Angela and James were married for 12 years and have two daughters. Their storybook romance began back in 1981 at the University of North Carolina.

James Worthy was the big man on campus, and Angela was a cheerleader. After Worthy led the Tarheels to the national championship his senior year, the pros came calling. As a Laker, Worthy soared and became a superstar in a world where athletes are treated like royalty.

"That feeling of entitlement, that whatever I want, I can have, and that feeling of invincibility. It's a lethal cocktail," says Angela.


"Guys get weak, they get lonely. It happens," adds Dawkins, who went straight to the Philadelphia 76'ers from a small, southern town.

To him, life on the road was beyond his wildest dreams: "You walk into a hotel. There are girls lined up in there with their high heels on and boy they look good! And they're like, 'Hi cutie.' You know you're not cute, but all of a sudden she's calling you cutie so you become cute."

Like Bryant, Dawkins was just 18 when he was drafted straight out of high school.

"At that age, you're built like a man and you feel like a man and you're making money like a man," says Dawkins. "But you're still going to make child decisions."

And sometimes, he admits, children simply don't know when to stop: "I remember instances where you can be in the room with some woman and another woman would be downstairs calling saying, 'Hello, you ain't doing nothing up there. I'm down here with it all.' So you'd be like, 'Ok, hurry up and get this one out of here.'"

And Dawkins says it happened to him, too. In fact, one of his affairs led to a child, whom he helps support. "It happened," he says. "I would just leave it at that. It happened."


Left at home like most NBA wives, Angela believed her husband would resist the temptations on the road: "I thought I had the man of my dreams. My prince. And that there was no one or no thing that could break us up."

But she found out differently one day in 1990, when she discovered that her husband, James Worthy, had been arrested and charged with solicitation for prostitution.

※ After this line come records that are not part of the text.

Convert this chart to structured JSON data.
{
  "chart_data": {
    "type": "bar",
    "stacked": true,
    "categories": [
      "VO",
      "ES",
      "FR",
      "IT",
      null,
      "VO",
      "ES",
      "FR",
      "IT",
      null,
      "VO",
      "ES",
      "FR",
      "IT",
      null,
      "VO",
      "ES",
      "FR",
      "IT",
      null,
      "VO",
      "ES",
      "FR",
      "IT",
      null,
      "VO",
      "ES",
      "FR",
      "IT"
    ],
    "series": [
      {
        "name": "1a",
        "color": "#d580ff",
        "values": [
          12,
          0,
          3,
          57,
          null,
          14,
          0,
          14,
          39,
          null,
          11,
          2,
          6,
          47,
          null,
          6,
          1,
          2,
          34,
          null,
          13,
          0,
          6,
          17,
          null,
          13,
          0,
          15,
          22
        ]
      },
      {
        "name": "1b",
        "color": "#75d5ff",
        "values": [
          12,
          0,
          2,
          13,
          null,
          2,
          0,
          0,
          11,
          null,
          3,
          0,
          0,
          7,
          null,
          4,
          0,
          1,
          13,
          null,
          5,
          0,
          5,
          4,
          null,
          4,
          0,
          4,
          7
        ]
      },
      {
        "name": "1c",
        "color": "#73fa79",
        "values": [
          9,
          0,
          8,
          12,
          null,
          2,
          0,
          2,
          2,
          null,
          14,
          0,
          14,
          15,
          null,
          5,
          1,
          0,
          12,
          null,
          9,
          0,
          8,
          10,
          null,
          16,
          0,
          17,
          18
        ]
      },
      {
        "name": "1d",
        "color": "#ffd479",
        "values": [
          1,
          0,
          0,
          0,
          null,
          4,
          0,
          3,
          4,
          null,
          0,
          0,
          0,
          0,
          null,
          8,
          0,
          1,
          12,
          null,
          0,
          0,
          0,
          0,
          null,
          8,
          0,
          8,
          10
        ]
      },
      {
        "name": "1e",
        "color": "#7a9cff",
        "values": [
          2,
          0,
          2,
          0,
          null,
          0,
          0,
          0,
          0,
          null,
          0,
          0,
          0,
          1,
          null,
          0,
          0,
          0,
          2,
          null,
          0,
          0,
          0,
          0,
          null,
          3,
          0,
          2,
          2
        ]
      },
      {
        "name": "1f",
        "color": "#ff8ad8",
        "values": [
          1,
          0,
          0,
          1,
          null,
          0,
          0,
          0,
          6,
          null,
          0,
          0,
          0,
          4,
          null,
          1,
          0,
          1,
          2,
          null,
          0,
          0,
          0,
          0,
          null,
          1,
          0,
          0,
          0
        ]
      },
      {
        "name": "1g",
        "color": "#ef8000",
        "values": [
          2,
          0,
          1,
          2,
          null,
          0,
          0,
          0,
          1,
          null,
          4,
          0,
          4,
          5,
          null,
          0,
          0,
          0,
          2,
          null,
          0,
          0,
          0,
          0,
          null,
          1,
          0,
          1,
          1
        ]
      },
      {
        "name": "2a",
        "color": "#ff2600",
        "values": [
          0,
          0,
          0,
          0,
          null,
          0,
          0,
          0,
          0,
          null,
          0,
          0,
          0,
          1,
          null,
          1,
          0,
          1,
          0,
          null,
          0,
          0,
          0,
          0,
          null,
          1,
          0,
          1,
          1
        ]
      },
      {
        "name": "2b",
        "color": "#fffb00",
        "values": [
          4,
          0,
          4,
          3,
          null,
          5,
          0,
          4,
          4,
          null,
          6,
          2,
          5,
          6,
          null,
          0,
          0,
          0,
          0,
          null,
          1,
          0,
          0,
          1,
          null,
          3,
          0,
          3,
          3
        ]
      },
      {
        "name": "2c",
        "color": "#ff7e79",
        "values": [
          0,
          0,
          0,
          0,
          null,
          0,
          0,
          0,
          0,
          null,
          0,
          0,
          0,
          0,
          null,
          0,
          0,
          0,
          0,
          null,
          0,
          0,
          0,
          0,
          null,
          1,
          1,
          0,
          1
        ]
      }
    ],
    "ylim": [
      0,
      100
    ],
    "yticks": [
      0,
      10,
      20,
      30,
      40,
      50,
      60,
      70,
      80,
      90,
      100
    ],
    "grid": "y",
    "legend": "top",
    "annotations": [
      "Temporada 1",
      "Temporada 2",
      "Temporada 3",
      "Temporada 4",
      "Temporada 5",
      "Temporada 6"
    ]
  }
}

"Everything that existed before that moment no longer existed," says Angela. "I didn't have a great marriage. My whole life just shattered."

She struggled to save her marriage for five more years: "I wanted to be the Cosby family. He wanted to be a man who was free to be with other women. We were living two separate lives and the two were not going to meet."

"It's like a big candy store and you can have anything you want," says Lynda Huey, who knows all about an athlete's life on the road.

Back in the '70s, Huey spent her days running track, and her nights pursuing sexual trophies.

She says her greatest conquest was NBA star Wilt Chamberlain, who himself once bragged he had sex with 20,000 women. Lynda remained close friends with Wilt until he died. Today, she's an aquatherapy expert, and says a player's life can be an empty one: "I would say that in retrospect, it was a destructive lifestyle that I had to recover from."


Now divorced from James Worthy, Angela Wilder has written a book about the lessons she learned as an NBA wife. Her children, Sable and Sierra, are now 14 and 12, and they remain close to their father.

"He's a great dad," says Angela. "James is a very good guy. He really is."

As for Darryl Dawkins, now 47, the only babes Darrell is seeing these days are his own: Nicholas, Alexis and stepdaughter, Tabitha.

"I love my life now. I wouldn't have it any other way," he says.

Dawkins now coaches the Valley Dawgs of Pennsylvania, and he's written his own book - a cautionary tale about life in the fast lane.

So what if his son wants to follow in his footsteps? "I'm travelling with him," he says. "I gotta keep him out of trouble."